Generation Investment Management, a sustainability-focused public and private equity firm co-founded by Al Gore, is upping its bet on growth-stage companies via a new $1.7 billion fund.

With $36 billion in total assets under management, Generation puts the majority of its money behind publicly traded companies. But the new investment vehicle—dubbed Sustainable Solutions Fund IV—is still nothing to sneeze at, representing a 70% jump from the size of the firm’s previous growth fund.

This time around, Generation aims to plow between $50 million and $150 million into 15 to 18 “high-growth” businesses that advance environmental and social goals, such as mitigating greenhouse gas emissions, tackling inequality in finance and making healthcare more accessible. Ideally, Generation’s investment targets are “driving the transition to the sustainable future” while pulling in somewhere between $30 million and $300 million in annual revenue, partner and growth equity head Lila Preston said in a call with TechCrunch.

“From the very beginning Generation put sustainability research at the core of its investment process, because we thought it helped us find the very best businesses and management teams that we could back over the long term,” said Preston. That research, which goes into topics like electrifying transportation, remote work and circular economies, offers some explanation as to why Generation’s portfolio includes both project management tool Asana as well as more obviously sustainability-minded companies. The latter camp includes the likes of Pivot Bio, which aims to tackle farming’s nitrogen pollution problem.

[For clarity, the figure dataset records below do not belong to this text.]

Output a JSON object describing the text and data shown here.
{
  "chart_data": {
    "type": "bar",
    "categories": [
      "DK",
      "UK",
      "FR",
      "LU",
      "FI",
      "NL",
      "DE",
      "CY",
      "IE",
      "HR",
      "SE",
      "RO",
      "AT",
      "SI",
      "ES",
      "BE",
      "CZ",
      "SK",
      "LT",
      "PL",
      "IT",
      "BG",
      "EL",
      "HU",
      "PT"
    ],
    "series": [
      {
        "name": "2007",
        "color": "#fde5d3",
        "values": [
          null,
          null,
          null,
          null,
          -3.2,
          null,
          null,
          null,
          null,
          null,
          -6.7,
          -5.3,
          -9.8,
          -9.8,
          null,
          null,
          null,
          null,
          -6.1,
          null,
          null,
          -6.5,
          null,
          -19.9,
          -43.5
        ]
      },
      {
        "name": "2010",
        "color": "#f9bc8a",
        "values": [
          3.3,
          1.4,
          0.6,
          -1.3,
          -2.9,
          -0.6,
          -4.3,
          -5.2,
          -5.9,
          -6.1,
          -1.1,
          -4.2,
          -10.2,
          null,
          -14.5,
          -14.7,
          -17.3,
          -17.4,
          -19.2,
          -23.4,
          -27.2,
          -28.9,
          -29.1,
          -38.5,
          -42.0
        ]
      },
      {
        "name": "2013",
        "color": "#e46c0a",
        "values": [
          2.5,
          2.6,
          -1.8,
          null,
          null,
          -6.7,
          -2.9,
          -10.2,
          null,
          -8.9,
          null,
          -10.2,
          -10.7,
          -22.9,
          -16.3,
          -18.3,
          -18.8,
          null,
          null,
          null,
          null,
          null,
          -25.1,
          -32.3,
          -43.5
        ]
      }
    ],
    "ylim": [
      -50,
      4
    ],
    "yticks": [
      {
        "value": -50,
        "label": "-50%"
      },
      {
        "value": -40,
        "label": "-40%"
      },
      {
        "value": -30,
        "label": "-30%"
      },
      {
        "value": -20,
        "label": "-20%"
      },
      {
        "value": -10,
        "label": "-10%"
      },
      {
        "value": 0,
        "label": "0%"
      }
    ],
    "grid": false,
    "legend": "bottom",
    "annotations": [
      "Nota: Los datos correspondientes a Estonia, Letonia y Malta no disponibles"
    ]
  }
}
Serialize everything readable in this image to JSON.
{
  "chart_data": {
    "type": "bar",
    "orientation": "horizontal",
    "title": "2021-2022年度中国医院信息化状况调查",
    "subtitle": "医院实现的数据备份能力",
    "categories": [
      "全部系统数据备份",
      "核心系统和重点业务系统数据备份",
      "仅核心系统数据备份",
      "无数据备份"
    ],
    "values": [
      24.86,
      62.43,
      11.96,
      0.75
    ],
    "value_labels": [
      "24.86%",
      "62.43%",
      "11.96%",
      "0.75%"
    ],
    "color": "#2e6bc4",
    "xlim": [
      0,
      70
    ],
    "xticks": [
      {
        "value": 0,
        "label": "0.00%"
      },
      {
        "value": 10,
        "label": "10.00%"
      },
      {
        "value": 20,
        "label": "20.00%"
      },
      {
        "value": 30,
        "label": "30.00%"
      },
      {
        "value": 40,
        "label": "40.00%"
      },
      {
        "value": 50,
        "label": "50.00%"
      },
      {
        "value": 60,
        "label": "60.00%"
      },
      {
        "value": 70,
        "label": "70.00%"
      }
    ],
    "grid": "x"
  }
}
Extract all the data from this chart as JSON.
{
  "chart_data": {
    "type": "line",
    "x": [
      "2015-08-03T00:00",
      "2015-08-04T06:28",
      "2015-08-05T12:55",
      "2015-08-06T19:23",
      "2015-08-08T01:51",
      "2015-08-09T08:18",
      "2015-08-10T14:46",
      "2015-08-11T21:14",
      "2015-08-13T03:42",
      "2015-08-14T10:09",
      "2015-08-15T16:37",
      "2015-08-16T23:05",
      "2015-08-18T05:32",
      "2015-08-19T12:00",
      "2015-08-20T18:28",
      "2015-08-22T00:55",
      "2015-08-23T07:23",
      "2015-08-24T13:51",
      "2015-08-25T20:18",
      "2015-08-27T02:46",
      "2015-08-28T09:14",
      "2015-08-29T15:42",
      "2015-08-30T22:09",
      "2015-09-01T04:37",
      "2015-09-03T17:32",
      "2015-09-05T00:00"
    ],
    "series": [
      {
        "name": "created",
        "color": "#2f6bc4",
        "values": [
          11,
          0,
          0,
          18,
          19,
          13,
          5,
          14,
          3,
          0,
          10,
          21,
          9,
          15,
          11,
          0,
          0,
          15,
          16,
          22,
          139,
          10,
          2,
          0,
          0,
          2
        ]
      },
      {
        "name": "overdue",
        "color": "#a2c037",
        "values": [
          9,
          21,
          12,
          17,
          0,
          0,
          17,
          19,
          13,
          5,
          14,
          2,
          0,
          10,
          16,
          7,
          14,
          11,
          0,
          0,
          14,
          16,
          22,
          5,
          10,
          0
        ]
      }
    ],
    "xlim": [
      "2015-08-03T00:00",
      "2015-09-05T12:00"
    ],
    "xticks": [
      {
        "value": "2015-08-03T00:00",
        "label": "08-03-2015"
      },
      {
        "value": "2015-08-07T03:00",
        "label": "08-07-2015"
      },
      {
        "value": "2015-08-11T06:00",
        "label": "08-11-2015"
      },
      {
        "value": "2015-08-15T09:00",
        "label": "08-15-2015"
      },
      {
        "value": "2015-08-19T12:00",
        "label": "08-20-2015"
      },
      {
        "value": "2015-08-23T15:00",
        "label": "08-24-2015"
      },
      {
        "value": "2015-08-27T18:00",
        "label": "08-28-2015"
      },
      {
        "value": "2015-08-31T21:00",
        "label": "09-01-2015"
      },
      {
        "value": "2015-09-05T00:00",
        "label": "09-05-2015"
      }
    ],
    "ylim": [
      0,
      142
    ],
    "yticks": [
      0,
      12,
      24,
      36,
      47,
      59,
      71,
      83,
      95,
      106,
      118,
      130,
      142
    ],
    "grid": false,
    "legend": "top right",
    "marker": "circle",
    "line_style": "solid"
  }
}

“You can’t have a healthy life on a sick planet,” and “you certainly can’t have a net-zero future without inclusion,” added Preston. 

London and San Francisco-based Generation thoroughly reports its sustainability research each year, but the company is not as forthcoming about its investors. Declining to name specific limited partners, the firm said they are largely based in North America and Europe, and include pension funds, investment banks and rich people.